The trade rip-offs and underhanded tactics the Chinese government and enterprises have employed to grow at our expense are well known. Massive, unfair subsidies that destroy any level playing field. Theft of innovative intellectual property. Shakedowns of cutting-edge technologies. Policies that meddle in supply chains and hurt American consumers and producers. The use of forced labor, which is absolutely reprehensible on its own, regardless of where it fits into trade.
With the Great Firewall and other sophisticated trade barriers, the Chinese government blocks 10,000 websites and a host of American digital service providers. For the few allowed to enter the Chinese market, the price of admission is extreme censorship.

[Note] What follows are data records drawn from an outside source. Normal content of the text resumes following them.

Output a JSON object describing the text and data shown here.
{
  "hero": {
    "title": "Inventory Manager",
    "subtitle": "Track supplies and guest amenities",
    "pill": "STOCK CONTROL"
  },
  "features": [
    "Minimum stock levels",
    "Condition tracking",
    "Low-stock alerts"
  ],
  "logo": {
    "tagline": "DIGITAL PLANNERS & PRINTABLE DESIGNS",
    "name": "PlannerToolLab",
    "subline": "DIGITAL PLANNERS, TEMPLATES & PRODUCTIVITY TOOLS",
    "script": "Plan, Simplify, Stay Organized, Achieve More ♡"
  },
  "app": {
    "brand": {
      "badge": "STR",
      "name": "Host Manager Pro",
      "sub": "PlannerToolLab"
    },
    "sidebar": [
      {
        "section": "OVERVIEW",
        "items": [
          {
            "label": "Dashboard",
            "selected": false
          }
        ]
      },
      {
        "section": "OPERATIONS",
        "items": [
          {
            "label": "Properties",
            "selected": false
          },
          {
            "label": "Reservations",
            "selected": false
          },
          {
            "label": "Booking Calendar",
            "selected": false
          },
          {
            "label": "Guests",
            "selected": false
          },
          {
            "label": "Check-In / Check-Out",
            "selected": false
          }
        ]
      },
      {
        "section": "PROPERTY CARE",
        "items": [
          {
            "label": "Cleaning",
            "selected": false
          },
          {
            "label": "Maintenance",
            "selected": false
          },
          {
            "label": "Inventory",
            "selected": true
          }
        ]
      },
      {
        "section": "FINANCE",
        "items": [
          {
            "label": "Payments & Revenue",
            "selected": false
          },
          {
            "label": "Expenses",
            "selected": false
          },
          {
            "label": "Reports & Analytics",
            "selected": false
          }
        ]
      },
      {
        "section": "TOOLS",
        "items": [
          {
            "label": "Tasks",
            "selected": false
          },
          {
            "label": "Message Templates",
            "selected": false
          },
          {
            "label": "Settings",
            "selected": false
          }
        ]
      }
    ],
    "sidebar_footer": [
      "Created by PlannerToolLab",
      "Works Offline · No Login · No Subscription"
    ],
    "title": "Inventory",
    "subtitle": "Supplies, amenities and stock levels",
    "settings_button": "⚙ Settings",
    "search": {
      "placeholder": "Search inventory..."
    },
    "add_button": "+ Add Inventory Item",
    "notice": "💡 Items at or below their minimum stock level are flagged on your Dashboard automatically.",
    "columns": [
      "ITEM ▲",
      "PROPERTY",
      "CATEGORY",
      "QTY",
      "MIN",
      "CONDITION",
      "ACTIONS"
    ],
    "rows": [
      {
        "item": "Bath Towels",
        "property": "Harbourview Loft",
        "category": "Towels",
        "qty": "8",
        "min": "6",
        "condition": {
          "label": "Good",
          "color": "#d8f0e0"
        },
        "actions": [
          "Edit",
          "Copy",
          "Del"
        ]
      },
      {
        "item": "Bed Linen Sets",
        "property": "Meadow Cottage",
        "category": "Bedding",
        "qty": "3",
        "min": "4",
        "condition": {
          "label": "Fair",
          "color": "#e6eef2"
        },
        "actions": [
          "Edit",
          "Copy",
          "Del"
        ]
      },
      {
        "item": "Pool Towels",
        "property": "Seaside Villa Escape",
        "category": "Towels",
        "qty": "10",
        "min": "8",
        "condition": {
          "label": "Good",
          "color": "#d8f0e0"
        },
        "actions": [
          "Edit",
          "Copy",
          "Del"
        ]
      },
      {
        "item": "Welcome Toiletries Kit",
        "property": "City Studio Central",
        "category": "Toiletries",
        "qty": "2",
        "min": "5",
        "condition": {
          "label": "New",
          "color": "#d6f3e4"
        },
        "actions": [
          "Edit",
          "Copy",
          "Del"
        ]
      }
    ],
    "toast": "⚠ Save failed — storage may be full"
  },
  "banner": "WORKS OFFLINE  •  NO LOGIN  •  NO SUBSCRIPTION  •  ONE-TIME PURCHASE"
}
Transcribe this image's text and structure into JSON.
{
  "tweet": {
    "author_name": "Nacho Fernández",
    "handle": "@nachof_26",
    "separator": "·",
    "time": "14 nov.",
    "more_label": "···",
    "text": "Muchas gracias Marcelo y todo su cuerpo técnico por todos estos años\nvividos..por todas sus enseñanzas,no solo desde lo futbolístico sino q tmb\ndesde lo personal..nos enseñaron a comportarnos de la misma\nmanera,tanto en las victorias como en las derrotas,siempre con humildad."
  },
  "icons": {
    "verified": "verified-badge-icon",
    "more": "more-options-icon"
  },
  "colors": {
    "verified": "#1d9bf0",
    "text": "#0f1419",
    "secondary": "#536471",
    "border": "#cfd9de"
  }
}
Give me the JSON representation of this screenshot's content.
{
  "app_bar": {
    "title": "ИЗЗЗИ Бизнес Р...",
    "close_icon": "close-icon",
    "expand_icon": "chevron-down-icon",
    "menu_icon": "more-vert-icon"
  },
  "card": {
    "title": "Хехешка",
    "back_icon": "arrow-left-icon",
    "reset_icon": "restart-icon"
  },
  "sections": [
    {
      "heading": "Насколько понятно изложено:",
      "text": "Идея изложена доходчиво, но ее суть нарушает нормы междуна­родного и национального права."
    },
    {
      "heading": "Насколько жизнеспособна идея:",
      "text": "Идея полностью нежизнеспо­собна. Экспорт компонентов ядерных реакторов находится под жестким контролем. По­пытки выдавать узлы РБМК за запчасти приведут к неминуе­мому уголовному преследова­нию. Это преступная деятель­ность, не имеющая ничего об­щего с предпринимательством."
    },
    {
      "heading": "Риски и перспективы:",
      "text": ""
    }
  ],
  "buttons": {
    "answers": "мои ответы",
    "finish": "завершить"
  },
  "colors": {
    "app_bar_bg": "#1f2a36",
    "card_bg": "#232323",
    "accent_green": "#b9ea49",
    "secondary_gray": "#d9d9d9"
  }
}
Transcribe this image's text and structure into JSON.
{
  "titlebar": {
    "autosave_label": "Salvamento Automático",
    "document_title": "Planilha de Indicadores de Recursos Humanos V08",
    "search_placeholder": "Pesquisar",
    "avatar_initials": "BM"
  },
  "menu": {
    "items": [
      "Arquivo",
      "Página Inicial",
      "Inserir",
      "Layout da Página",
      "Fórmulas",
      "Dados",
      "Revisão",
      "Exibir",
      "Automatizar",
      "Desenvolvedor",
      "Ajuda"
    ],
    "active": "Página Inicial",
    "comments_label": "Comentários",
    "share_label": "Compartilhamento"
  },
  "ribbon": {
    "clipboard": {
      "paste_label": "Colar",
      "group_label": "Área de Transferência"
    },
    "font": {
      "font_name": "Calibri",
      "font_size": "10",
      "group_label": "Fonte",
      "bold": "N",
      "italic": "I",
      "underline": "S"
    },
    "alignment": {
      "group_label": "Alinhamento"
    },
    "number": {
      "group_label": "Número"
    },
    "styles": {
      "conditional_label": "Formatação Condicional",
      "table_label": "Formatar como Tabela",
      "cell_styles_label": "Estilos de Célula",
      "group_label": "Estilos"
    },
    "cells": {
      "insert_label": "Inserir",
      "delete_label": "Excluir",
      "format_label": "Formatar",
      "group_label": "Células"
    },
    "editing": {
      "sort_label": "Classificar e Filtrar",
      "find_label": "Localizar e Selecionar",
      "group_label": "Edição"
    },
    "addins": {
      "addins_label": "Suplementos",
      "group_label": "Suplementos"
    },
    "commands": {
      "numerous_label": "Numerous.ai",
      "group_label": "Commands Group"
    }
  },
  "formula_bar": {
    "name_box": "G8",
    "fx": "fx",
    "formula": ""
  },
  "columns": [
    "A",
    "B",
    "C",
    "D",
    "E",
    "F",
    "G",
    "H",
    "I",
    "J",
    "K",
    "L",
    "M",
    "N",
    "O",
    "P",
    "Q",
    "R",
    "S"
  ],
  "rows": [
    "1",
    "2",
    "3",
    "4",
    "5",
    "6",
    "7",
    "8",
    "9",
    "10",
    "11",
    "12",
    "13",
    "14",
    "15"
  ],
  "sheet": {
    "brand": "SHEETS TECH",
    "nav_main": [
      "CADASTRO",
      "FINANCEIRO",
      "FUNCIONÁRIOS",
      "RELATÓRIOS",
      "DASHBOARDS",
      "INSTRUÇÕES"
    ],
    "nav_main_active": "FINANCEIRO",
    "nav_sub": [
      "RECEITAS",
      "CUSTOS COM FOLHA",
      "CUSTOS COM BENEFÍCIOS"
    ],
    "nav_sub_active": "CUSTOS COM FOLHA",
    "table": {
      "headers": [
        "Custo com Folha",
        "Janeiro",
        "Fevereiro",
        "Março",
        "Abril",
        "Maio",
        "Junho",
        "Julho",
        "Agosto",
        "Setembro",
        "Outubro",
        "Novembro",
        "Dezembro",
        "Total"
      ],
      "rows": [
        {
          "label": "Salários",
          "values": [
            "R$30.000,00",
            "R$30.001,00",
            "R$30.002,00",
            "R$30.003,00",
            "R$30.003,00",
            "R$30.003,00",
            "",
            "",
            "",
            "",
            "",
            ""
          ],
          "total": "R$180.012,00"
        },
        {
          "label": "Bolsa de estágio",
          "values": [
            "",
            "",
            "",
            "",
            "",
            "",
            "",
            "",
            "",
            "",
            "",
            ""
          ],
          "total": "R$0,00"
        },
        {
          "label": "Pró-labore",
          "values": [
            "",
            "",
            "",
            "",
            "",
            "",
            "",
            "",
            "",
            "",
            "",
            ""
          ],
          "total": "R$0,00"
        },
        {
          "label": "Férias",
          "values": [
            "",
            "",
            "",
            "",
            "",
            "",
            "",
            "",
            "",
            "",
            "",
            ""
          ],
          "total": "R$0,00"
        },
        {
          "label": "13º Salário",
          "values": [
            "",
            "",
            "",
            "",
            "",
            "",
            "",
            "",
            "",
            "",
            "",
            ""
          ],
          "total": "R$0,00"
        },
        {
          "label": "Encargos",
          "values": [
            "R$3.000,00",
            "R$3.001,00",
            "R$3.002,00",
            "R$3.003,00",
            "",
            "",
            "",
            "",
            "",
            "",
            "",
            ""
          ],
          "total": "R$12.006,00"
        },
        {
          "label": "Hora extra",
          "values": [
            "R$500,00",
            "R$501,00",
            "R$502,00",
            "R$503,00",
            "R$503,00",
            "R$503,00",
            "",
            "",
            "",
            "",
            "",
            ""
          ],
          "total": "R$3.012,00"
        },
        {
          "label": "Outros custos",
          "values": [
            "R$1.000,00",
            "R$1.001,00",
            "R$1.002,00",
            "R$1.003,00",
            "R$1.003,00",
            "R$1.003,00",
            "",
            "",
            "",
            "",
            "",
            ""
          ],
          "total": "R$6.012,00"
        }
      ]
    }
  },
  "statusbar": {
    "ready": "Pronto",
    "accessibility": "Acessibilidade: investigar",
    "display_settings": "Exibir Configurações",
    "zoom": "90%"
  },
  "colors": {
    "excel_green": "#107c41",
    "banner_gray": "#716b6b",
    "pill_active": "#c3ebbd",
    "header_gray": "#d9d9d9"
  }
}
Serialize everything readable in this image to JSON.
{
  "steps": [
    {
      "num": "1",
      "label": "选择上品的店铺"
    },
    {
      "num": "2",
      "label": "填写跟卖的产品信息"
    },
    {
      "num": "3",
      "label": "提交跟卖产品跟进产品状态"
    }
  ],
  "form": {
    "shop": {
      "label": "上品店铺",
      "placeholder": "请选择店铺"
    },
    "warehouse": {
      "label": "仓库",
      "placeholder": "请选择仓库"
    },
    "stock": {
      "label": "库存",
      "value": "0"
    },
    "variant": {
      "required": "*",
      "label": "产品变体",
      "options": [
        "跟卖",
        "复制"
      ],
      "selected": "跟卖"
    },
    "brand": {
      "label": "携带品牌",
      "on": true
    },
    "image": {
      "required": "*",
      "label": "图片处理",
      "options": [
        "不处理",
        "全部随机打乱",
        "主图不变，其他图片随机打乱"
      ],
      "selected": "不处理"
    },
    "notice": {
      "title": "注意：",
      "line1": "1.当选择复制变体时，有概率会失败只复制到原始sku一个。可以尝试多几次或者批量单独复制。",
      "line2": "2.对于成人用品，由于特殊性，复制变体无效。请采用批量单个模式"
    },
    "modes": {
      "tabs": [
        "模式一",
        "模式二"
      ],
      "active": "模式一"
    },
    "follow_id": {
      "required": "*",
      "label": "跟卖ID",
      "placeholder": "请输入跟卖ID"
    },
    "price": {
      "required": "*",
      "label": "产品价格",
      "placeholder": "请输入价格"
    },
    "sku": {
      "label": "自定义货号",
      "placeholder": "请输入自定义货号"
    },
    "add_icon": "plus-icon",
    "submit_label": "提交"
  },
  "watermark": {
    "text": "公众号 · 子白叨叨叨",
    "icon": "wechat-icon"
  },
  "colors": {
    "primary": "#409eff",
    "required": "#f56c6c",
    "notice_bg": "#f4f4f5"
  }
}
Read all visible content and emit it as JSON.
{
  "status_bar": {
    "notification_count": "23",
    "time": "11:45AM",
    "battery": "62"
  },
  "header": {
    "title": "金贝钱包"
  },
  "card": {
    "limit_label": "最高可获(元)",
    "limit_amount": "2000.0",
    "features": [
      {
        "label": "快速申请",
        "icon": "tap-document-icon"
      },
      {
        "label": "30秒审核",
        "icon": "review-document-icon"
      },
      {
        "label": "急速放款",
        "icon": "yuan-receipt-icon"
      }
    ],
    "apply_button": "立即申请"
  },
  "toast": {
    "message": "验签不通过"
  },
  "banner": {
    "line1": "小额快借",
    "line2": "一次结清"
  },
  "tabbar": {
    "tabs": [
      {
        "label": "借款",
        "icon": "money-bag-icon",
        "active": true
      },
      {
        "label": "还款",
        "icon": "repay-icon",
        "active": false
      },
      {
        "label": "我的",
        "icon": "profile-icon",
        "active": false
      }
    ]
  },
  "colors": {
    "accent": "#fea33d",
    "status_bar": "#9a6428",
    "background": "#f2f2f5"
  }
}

The overall result is untold losses for American companies and their workers. Homegrown Chinese tech giants rip off American innovations and thrive in the absence of American competitors. Several of those homegrown firms have outgrown the Chinese market, accessed the U.S. financial system and invested in U.S. companies. The catch is, this isn’t just a matter of economic losses for America. These Chinese firms competing unfairly also export their government’s intolerance of free speech.
From solar panels to soybeans to software and almost everything in between, America’s workers, farmers and our economy writ large have been exposed to China’s trade cheating for far too long. The consequences are visible in Oregon and all across the country. Factories have shuttered. Towns have lost their beating economic hearts. Fewer and fewer American workers believe it’ll be easier for their families to get ahead in the future than it was in the past.
In short, America has spent two decades slowly falling further and further behind in a cold trade war. That didn’t change when it turned hot over the last four years.
The previous administration was right to throw out business as usual on trade with China, but their strategy relied more on what some people might call “internet muscles” and tough talk than serious economic strength. The former president’s mean tweets and angry statements didn’t get results. The agreements the Chinese government signed mostly rehashed commitments it had already made and broken in the past. Its core trade rip-offs are ongoing.
It’s time to take a different tack. And today’s hearing will help shape fresh approaches to address China’s cheating.
I’m pleased to have this opportunity to discuss these important issues today. The committee is joined by an excellent panel of witnesses, and I look forward to Q&A.